Congolese security officials have been holding the 19 South Africans, 10 Nigerians and three Americans since Friday last week. The government originally alleged that the 32 men were conspiring to mount a coup.
But South Africa's ambassador to the DRC, Sisa Ngombane, said on Thursday it now seemed some of the men might be freed and others would simply be charged with lesser offences such as entering the country without proper papers.
However, he said he had been unable to get a meeting with the authorities to confirm what charges, if any, they intended to lay.
The focus has now shifted to Kashala, who has accused Kabila's government of inventing the coup plot to smear him. "Dr Kashala is wanted by the police," said his spokesperson, Lilian Tshintupu, on Thursday.
The police hunt for Kashala came after the 32 detainees all apparently pointed to Kashala as the only man able to answer questions put to them by police while in detention. "He decided not to go (to the police) because the way things work there, you could walk into the police station and end up there for the rest of your days," said Tshintupu.
Kashala sent legal representatives to the police station instead. Congolese authorities are still seeking him.
Late on Thursday afternoon the UN peacekeeping mission to the Congo, Monuc, held meetings with various ambassadors in the capital and later with Kashala about the incident.

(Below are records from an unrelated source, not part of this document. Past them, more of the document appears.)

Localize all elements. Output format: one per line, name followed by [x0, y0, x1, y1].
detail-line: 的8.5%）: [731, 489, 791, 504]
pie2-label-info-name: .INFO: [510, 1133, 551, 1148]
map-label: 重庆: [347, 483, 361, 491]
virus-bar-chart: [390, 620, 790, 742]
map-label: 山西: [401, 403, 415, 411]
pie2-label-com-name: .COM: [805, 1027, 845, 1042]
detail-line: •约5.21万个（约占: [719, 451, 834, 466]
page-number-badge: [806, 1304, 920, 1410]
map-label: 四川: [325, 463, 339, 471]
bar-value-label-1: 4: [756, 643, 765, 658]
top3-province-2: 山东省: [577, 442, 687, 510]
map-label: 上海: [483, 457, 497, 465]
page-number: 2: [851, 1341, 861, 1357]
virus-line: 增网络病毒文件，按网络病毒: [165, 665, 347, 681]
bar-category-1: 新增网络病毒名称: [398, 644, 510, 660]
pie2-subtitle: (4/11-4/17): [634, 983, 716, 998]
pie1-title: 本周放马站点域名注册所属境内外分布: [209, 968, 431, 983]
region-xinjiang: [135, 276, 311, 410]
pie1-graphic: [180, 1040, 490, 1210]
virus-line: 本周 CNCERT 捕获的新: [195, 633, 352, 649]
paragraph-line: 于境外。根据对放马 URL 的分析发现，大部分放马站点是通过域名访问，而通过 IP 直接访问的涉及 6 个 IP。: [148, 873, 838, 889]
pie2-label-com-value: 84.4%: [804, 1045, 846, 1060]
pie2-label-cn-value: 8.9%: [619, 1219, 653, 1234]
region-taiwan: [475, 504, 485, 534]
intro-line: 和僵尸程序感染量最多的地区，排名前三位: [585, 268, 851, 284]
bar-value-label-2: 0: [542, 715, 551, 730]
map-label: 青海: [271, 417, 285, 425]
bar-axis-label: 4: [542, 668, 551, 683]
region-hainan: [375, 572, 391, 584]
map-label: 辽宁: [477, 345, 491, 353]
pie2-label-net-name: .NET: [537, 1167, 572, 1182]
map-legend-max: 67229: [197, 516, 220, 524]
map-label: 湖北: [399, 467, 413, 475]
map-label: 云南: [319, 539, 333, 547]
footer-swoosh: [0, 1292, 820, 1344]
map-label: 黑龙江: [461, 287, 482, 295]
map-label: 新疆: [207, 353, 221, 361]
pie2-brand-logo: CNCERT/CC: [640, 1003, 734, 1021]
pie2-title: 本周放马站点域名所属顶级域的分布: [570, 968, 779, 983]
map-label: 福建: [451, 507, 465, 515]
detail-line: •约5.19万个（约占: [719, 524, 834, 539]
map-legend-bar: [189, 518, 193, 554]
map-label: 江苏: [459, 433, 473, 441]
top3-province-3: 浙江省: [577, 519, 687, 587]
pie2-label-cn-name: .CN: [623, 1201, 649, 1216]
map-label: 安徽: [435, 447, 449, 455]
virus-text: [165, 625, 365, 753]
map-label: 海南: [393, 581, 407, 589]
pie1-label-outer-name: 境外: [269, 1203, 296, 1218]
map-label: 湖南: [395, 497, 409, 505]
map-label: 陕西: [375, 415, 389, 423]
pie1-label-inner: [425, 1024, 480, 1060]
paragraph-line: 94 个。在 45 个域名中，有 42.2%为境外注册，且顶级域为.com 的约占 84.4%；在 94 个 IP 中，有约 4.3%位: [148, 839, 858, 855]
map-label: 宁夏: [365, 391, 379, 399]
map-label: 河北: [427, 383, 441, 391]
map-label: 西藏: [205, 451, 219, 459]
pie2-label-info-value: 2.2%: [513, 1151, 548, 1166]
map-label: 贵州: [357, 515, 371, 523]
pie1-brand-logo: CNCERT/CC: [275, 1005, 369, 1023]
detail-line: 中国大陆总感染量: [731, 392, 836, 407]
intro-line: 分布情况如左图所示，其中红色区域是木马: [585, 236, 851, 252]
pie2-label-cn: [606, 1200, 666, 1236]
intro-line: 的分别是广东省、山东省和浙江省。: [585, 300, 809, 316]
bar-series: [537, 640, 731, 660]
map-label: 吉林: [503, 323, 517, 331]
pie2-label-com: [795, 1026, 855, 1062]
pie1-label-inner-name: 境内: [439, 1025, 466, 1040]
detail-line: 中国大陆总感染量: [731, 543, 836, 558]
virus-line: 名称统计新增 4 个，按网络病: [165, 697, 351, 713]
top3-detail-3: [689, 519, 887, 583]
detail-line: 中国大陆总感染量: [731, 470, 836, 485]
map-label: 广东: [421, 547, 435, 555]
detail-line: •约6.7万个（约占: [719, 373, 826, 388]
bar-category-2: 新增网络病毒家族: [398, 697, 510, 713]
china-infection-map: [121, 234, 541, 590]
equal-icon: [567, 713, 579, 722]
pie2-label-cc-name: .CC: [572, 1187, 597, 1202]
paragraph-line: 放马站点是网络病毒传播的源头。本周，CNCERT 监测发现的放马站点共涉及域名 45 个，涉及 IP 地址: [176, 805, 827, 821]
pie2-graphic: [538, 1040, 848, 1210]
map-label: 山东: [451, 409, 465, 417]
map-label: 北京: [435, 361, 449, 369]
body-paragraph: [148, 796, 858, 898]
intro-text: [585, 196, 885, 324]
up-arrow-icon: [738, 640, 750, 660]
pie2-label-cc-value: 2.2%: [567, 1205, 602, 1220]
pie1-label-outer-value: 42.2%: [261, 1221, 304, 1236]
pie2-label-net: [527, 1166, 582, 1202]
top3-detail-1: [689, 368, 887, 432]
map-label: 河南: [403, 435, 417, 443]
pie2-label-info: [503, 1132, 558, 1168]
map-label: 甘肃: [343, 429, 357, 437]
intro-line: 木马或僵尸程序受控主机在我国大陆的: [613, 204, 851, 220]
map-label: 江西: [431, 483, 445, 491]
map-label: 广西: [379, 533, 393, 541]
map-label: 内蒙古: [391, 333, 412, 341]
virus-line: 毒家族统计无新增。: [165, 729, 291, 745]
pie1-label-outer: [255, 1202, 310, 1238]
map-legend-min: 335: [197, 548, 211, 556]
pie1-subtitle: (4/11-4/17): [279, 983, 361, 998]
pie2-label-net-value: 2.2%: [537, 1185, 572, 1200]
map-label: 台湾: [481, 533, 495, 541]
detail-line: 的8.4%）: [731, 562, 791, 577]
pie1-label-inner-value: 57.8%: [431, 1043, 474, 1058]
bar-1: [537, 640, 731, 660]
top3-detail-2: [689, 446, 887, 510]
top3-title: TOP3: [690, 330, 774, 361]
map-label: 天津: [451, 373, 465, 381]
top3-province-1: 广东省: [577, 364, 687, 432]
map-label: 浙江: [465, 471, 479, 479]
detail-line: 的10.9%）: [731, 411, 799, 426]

Fifteen of the arrested South Africans work for the Pretoria-based security company, Omega Risk Solutions, which says the men were in the DRC to do security training and give logistical support to Kashala's campaign. Omega has been operating in the DRC for two years.
None of the detained men is believed to have been armed, which has cast further doubt on the coup allegations.
Most observers believe the men were arrested as part of a political smear campaign against Kashala.
"The only reason we can come up with is that Dr Kashala is becoming a real (political) threat. Suddenly here is a heavyweight with the right academic background and the money to do something for the Congolese," said Tshintupu.
Meanwhile, it has emerged that most of the South Africans arrested in the DRC were members of the formidable former 32 Battalion.
Of the South Africans detained, eight are from Pretoria. The names of three of the detainees were released on Thursday. They are Graca da Costa and Samuel Andreas of Pretoria, and Fernando Semende of North West Province.
An ORS employee, who missed the DRC contract because he was in Iraq, said most of those being held were former members of 32 Battalion.
He said several of those now in jail had also just returned from Iraq where they had been protecting installations such as water purification plants at Ai Rustamiyah and Anumaniyah.
The security expert said those arrested were unarmed so it was highly unlikely they would have been plotting to overthrow the DRC government.
Agreeing with him, ORS chief executive Alex de Witt said none of their staff had weapons. Eight of their employees currently jailed had returned from Iraq when their contracts were completed and had been sent to the DRC because of their French-speaking abilities.
South Africa's ambassador to the DRC, Sisa Ngombane, said a consular visit to the men was planned later this week and they were doing everything in the power to help them.